Aerosols also have a well-known effect on clouds -- their size, shape and precipitation, which in turns affects the planet's surface radiation and how it is absorbed and readmitted.

Mahowald draws attention to a lesser known further impact of aerosols on a longer time scale: on land and ocean biogeochemical cycles. Aerosols from the burning of fossil fuels and other human activities can add nutrients or pollutants to ecosystems, which appears to have enhanced carbon dioxide uptake in the land and oceans.

In addition, aerosols have resulted in a cooler climate, which also can enhance carbon dioxide uptake by natural systems. Overall these changes in biogeochemical cycling result in a net uptake of carbon dioxide from aerosols, equivalent to a -0.5 +/- 0.4 W/m2 radiative forcing, similar in magnitude to the direct radiative effect and indirect aerosol-cloud impact.

While aerosols do have a known cooling effect, Mahowald says, it is important to recognize their long-term effects in terms of cleanup efforts. According to her study, aerosol remediation efforts to improve public health over the next 100 years will result in less carbon dioxide being taken up by the land and ocean, and will have a net warming effect.

The result will be the need for a more aggressive emissions-control effort to make up the difference.

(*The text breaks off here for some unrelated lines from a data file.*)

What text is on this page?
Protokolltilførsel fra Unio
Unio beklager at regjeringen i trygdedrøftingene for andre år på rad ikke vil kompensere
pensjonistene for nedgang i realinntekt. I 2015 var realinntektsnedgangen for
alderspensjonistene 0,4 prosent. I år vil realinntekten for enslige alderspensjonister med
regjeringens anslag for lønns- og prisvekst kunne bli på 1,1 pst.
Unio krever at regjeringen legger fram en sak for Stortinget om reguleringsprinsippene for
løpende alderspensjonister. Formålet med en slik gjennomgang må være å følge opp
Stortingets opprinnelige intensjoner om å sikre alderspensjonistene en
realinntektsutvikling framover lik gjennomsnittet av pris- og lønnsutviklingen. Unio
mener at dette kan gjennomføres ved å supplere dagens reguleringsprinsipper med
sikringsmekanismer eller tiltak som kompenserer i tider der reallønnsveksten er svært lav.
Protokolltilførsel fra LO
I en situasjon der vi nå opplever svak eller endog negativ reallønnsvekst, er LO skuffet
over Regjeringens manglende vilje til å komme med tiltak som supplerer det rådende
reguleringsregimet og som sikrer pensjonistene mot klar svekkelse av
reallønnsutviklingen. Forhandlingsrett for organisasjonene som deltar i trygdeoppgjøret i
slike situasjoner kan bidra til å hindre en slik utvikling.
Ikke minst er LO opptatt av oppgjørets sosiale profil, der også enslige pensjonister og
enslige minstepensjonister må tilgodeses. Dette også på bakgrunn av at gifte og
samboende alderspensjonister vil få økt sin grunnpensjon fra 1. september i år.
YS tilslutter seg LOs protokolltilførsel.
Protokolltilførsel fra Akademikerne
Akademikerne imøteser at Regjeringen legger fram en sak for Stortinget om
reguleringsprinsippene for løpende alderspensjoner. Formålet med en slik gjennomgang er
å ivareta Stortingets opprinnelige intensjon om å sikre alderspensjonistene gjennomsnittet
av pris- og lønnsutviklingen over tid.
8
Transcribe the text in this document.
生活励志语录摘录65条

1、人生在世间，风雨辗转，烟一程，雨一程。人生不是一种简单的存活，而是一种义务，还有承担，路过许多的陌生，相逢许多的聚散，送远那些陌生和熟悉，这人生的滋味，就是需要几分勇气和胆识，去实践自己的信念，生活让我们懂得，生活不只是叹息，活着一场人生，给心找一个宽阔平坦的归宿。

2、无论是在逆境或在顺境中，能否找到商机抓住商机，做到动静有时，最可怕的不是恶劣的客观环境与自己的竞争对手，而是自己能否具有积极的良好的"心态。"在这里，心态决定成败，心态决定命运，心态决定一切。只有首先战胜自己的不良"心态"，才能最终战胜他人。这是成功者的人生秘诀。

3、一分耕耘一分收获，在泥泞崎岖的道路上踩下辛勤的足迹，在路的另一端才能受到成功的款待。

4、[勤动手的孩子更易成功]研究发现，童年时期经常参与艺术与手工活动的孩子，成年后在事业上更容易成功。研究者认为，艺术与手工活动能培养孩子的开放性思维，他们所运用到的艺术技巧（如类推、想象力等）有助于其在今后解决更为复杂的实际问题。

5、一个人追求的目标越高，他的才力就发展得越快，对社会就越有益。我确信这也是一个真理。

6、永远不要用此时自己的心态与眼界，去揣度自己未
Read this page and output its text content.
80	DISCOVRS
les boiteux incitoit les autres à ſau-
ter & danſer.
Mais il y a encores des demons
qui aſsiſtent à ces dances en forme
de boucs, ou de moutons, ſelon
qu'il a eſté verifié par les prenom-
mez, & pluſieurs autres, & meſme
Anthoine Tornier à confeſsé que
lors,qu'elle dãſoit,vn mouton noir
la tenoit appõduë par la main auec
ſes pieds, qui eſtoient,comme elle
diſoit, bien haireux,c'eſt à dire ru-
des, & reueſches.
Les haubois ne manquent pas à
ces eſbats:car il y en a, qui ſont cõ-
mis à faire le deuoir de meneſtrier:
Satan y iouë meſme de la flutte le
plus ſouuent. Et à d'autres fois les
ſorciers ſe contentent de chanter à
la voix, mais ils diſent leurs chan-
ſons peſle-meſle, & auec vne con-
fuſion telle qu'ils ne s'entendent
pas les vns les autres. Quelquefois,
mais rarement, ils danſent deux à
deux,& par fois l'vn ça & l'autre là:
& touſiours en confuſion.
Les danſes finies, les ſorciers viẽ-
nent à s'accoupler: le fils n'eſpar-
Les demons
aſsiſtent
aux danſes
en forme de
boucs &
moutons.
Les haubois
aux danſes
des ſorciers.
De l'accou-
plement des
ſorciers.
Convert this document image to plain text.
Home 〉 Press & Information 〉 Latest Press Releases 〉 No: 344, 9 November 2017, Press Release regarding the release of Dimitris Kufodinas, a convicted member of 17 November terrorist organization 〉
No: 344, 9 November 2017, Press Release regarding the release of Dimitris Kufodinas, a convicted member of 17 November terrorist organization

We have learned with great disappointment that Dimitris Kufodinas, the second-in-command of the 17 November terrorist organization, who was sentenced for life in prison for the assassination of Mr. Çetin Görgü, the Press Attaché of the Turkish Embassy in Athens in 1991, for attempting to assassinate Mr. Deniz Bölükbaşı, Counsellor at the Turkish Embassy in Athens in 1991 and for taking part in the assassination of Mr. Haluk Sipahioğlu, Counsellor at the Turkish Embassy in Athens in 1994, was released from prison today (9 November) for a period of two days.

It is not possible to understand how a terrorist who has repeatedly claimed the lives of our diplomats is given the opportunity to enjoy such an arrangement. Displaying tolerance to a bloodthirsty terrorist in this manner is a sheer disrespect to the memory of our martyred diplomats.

In fact, she argues that in the last 150 years, the increase in atmospheric carbon dioxide would have been as much as 150 parts per million, instead of the observed 100 parts per million, were it not for the direct and indirect effects of aerosols on biogeochemical cycles.

The study was supported by the National Science Foundation, NASA and the Atkinson Center for a Sustainable Future at Cornell.